Des accusations ciblées contre le système judiciaire

Le drame entourant la mort de Lyhanna, une jeune fille dont le décès a ému l’opinion publique, a conduit plusieurs personnalités à prendre la parole. Caroline Darian, présidente de l’association M’endors pas et auteure d’ouvrages sur les violences sexuelles, a publiquement mis en cause l’appareil judiciaire français. Dans une déclaration relayée lors d’un rassemblement, elle a estimé que les dysfonctionnements ne sont plus tolérables, évoquant une « inaction systémique » qui aurait laissé la victime sans protection effective. Elle a appelé à une réforme en profondeur de la chaîne pénale, dénonçant un manque de moyens et de réactivité face aux signalements de violences.

Une action coup de poing des Femen

Parallèlement, des militantes du groupe Femen ont mené une action spectaculaire devant les grilles de la place Vendôme, où siège le ministère de la Justice. Seins nus, elles ont déployé une banderole assimilant l’affaire à un « féminicide d’État », en référence à l’absence de réponse des autorités judiciaires avant le décès de l’adolescente. Leur action, filmée et diffusée sur les réseaux sociaux, visait à interpeller le garde des Sceaux sur ce qu’elles considèrent comme une défaillance des institutions. Les forces de l’ordre sont rapidement intervenues pour interpeller les manifestantes, sans que des heurts majeurs ne soient signalés.

La réponse du ministre de la Justice

Interrogé quelques heures plus tard, le ministre de la Justice, Gérald Darmanin, a reconnu la légitimité de l’indignation. « Si j’étais un citoyen et pas ministre, je serais certainement en train de manifester aussi », a-t-il déclaré, tout en appelant à ne pas « jeter l’opprobre sur l’ensemble des magistrats ». Il a annoncé la tenue, dès le lendemain, d’une réunion avec les procureurs généraux afin d’examiner les lacunes éventuelles dans le suivi des plaintes et d’accélérer les procédures en cours. Cette réponse, jugée tardive par les associations, n’a pas apaisé la colère des proches de la victime.

Des rassemblements citoyens malgré l’interdiction

Le week-end a été marqué par plusieurs mobilisations, dont une devant la Chancellerie, organisée malgré l’interdiction préfectorale.
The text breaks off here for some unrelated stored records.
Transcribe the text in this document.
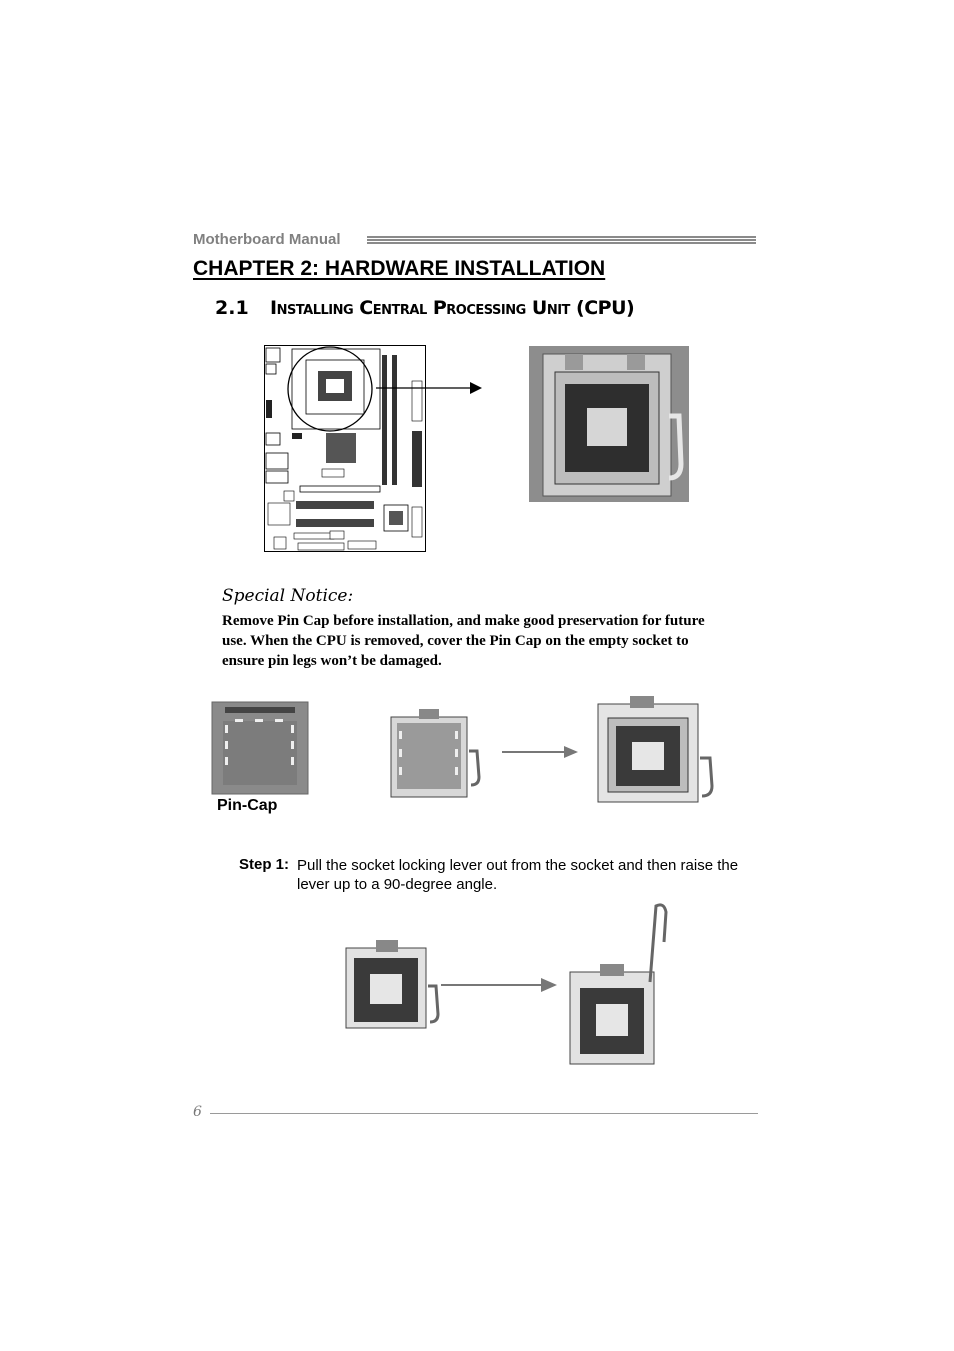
Motherboard Manual
CHAPTER 2: HARDWARE INSTALLATION
2.1 Installing Central Processing Unit (CPU)
Special Notice:
Remove Pin Cap before installation, and make good preservation for future use. When the CPU is removed, cover the Pin Cap on the empty socket to ensure pin legs won’t be damaged.
Pin-Cap
Step 1: Pull the socket locking lever out from the socket and then raise the lever up to a 90-degree angle.
6
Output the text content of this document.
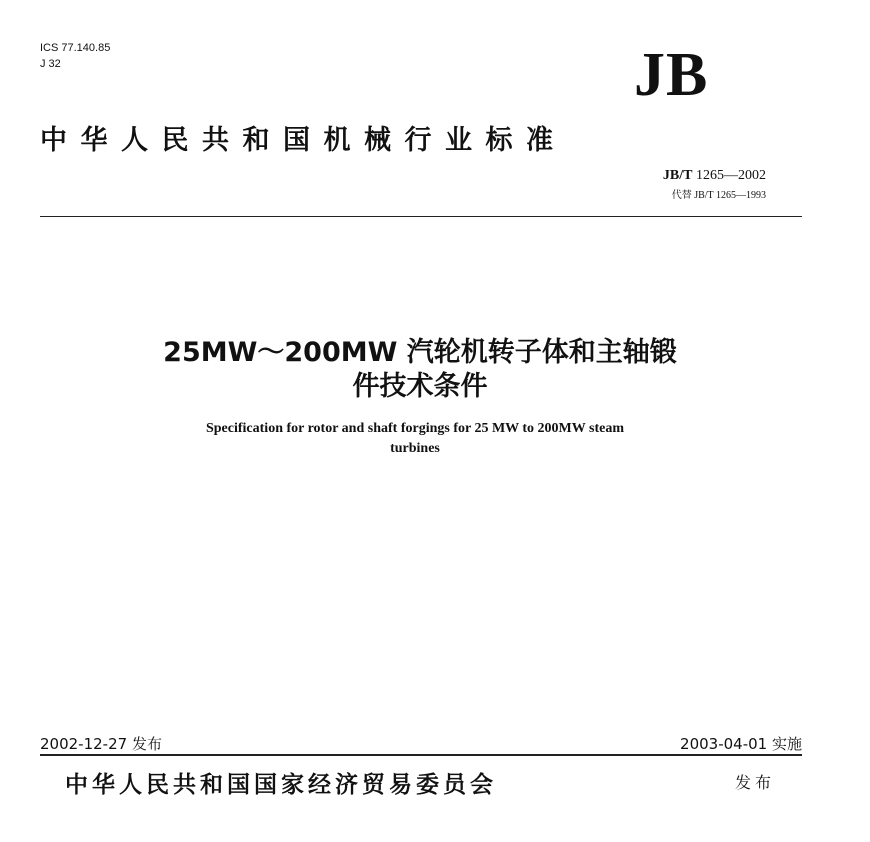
ICS 77.140.85
J 32	JB
中华人民共和国机械行业标准
JB/T 1265—2002
代替 JB/T 1265—1993
25MW～200MW 汽轮机转子体和主轴锻
件技术条件
Specification for rotor and shaft forgings for 25 MW to 200MW steam
turbines
2002-12-27 发布	2003-04-01 实施
中华人民共和国国家经济贸易委员会	发布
Des centaines de personnes se sont rassemblées pour demander des comptes, scandant des slogans appelant à une « justice pour les femmes ». Le maire de la commune d’origine de Lyhanna, Fleurance, a pris la parole au cours d’une de ces manifestations, exhortant les responsables politiques à « passer des paroles aux actes ». Il a dénoncé un système qui, selon lui, échoue trop souvent à protéger les plus vulnérables.

Un contexte de mobilisation nationale

Cet épisode s’inscrit dans un mouvement plus large de contestation du traitement judiciaire des violences faites aux femmes. Plusieurs rassemblements sont annoncés devant les tribunaux dans les jours à venir, à l’appel de collectifs féministes et de syndicats de magistrats. Ceux-ci dénoncent un sous-financement chronique de la justice, faisant écho aux propos de l’eurodéputé François-Xavier Bellamy qui, après le drame, avait qualifié la justice française de « l’une des moins financées d’Europe ». Le ministre a promis des annonces rapides en matière de budget et de réforme, sans pour autant détailler les mesures concrètes envisagées.

Une enquête en cours

Sur le plan judiciaire, une enquête pour homicide a été ouverte par le parquet. Les investigations doivent déterminer les circonstances exactes du décès de l’adolescente et évaluer si des signalements antérieurs avaient été correctement traités. Les résultats de cette instruction sont attendus avec impatience par la famille et les associations, qui espèrent qu’ils permettront de faire la lumière sur d’éventuelles négligences.